Looking it up online, though it’s 110 years old it is actually not a very valuable book, so I guess he knew his business. I got it for about a tenth of its value. But it’s a beautiful specimen of the bygone days of book manufacture, so I’ve happily added it to my collection of quaint and curious volumes of forgotten lore. It has a lot of stories about castles and ruins and golf, in somewhat purple prose.

Well read

This book does not have any unopened pages, indicating that its original owner or some combination of its subsequent ones found every page to be worth reading. However, I do have a few other books that retain some unopened pages. Below we see a 1921 copy of The Poems of William Blake, with a few unopened pages still remaining in the Appendix.
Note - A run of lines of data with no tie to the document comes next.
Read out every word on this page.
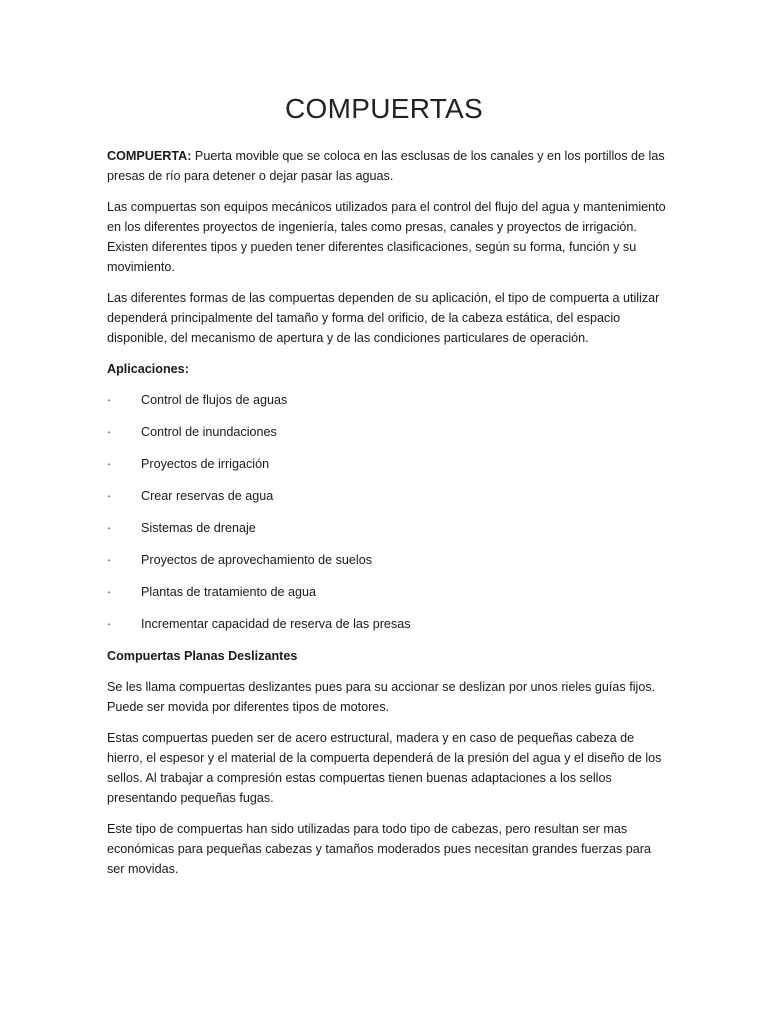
COMPUERTAS

COMPUERTA: Puerta movible que se coloca en las esclusas de los canales y en los portillos de las presas de río para detener o dejar pasar las aguas.

Las compuertas son equipos mecánicos utilizados para el control del flujo del agua y mantenimiento en los diferentes proyectos de ingeniería, tales como presas, canales y proyectos de irrigación. Existen diferentes tipos y pueden tener diferentes clasificaciones, según su forma, función y su movimiento.

Las diferentes formas de las compuertas dependen de su aplicación, el tipo de compuerta a utilizar dependerá principalmente del tamaño y forma del orificio, de la cabeza estática, del espacio disponible, del mecanismo de apertura y de las condiciones particulares de operación.

Aplicaciones:

·	Control de flujos de aguas
·	Control de inundaciones
·	Proyectos de irrigación
·	Crear reservas de agua
·	Sistemas de drenaje
·	Proyectos de aprovechamiento de suelos
·	Plantas de tratamiento de agua
·	Incrementar capacidad de reserva de las presas

Compuertas Planas Deslizantes

Se les llama compuertas deslizantes pues para su accionar se deslizan por unos rieles guías fijos. Puede ser movida por diferentes tipos de motores.

Estas compuertas pueden ser de acero estructural, madera y en caso de pequeñas cabeza de hierro, el espesor y el material de la compuerta dependerá de la presión del agua y el diseño de los sellos. Al trabajar a compresión estas compuertas tienen buenas adaptaciones a los sellos presentando pequeñas fugas.

Este tipo de compuertas han sido utilizadas para todo tipo de cabezas, pero resultan ser mas económicas para pequeñas cabezas y tamaños moderados pues necesitan grandes fuerzas para ser movidas.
The publisher trimmed this book at the top, but left the right edge untrimmed.

Sometimes, as we see below, a close examination of a book of this type shows that the facing pages have matching tear marks, reinforcing the fact that they were separated with a paper knife or letter opener in order to be opened and read.

In practice, not all of the pages of these books would need to be cut, because not all the edges would have a fold. Typically the folds would occur in pairs, separated by several free pages — but it really depended on the format of the book, determined by the layout of the large sheets that were composed and printed — for example, quarto or octavo. Most commonly, we encounter the octavo format, which presented the reader a repeating sequence of two folds (freeing two leaves each, when cut), followed by four leaves that were already free and did not need to be cut.


Whenever I pass by a selection of cheap or free books, I always look for better and better examples of this lost aspect of book reading, which for the most part has slipped entirely from our collective societal memory.

I sincerely wish that some creative publisher would resurrect this practice, so I could experience for myself the need to free the pages from each other as I read. Rather than an annoyance, I think it would be somehow satisfying. I imagine it would be a pleasant way of reinforcing, in a tactile way, my progress through the book, and mostly eliminate the need for a bookmark, at least on the first read. And it would certainly prevent me to some extent from skipping ahead to the ending. In a way, this manual opening of pages is much like a web browser’s practice of coloring a hypertext link in a different color to show that we’ve visited it before. Once again, we see there’s nothing new under the sun.

In The Great Gatsby, a book which was published at the tail end of the era of the uncut page, a character tells of Gatsby’s extensive library of books, which on examination he finds consists entirely of real books — with unopened pages.

“See!” he cried triumphantly. “It’s a bona-fide piece of printed matter. It fooled me. This fella’s a regular Belasco. It’s a triumph. What thoroughness! What realism! Knew when to stop, too — didn’t cut the pages. But what do you want? What do you expect?”

– F. Scott Fitzgerald, “The Great Gatsby”

The contemporary reader would have known that this meant that these books had never been read, and were only for show — but, as nothing better was expected of him, Gatsby got it right. Thus, it is something of a dream of mine to find a vintage copy of The Great Gatsby that was bound in this way, and still has at least a few uncut pages.